Marketing Opinion South Africa

How to build a 'learning culture' in your organisation

Leading organisations centre everything they do on consumer insight. Most marketers understand the importance of real, deep, intuitive insight into their markets - it helps them create messaging that resonates and produce products and services that meet functional, emotional and social needs.

Understanding your market is the foundation of brand relevance. But a sustained competitive advantage in any consumer-facing industry requires that those outside of marketing understand the consumer too.

Insight needs to be embedded across the organisation in order to stay on the pulse of consumer sentiment and remain relevant. It's not possible to be a leading organisation without first becoming a learning organisation.

The whole business needs to listen, learn and connect with their consumers to remain relevant. Keeping consumer insight trapped in a marketing department misses half the point of learning from consumers in the first place. IT needs to understand the consumer. NPD needs to understand them. The sales team needs to understand them.

So how do you do it? How do you ensure that you're building a learning organisation?

1. Ask why

So much consumer research is presented as tables, stats and data. Those figures are incredibly useful to plot trends and quantify behaviour, but the real trick of consumer insight is to figure out why consumers are doing something.

What is the motivation for their shopping behaviour? Keep asking "why" until you understand their emotional needs and drivers.

2. Empower your employees

Many of your employees will have an intuitive grasp of your customer segments, and many may come from the target market. Employees that interface with your consumers - such as social media managers, front of house staff or call centre agents - may have valuable nuggets of insight or great ideas of new ways to meet emerging customer needs.

It's important to make your employees feel safe enough to share with others in the organisation. Build a culture that encourages sharing and flatten your hierarchies.

3. Experiment

Keep trying out new and different research methods to enrich your customer insight - like neuroscience or ethnographic studies. Test new product or communication ideas with different groups. Run beta-testing. Incentivise innovation and be open to failure - it's a necessary part of the learning curve to successful innovation. Keep leaping and learning from mistakes; it's important not to just stick with the safe option that has always been done.

4. Cross-fertilise ideas

Coordinate regular cross-functional team brainstorms. Different teams will undoubtedly have different experiences and insights about your target customers, and these points of view may trigger new ideas for relevant marketing.

5. Make it engaging

No matter how interesting you find the customer insight, it probably needs to be made more user-friendly in order to spread quickly through an organisation. People don't like reading long, copy-heavy documents or sitting in on dull, lifeless presentations.

Find engaging ways to share customer insight across the organisation - think infographics and soundbites, customer vox pop videos, and workshops with people from the target segment interacting with your teams.

Make the sessions conversational and ask for ideas - it helps make them memorable. And consider placing reminders all over your business - from posters for each segment in the lifts to screen savers and quiz nights.

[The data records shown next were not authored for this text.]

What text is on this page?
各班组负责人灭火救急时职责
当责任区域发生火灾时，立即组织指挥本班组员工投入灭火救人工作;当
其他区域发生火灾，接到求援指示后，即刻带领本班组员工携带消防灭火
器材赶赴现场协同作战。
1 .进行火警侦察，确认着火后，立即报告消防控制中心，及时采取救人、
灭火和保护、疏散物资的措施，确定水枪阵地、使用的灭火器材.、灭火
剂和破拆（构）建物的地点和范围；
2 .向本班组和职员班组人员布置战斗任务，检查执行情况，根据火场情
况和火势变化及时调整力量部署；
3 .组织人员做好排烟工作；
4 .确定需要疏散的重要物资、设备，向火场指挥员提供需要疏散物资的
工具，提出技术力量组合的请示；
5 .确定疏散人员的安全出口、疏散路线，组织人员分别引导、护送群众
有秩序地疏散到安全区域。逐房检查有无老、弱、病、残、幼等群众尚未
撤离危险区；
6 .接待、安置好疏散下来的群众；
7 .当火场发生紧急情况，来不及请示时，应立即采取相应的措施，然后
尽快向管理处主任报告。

Turn insight into an asset

Great marketing is built on solid customer insight, but this insight does not need to be complex or scary. Some of the best campaigns and products come from simple human truths. To ensure your organisation is in touch with your customers' human truths, build a culture that listens to your customers and learns from their feedback - whether this is directed at you or about you (for example, on social media).

Turning insight into an asset that drives business success requires you to use it across your business. Use insight to build platforms to connect with your customers.

Marketing has an important role to play in building these platforms. It should plan for and execute the ideal customer experience at every touch point, and this is made so much easier if everyone in your business understands what you are trying to do.

Put in place the systems and people to ensure that customer insight, based on constant learning and sharing is embedded across your organisation - and you will be well equipped to deliver brand experiences, products and services that resonate with your target market, satisfy their physical and emotional needs and generate goodwill.

What your customers will feel is a brand that 'gets me'. The work that goes on in the background of that experience is building a responsive, learning organisation.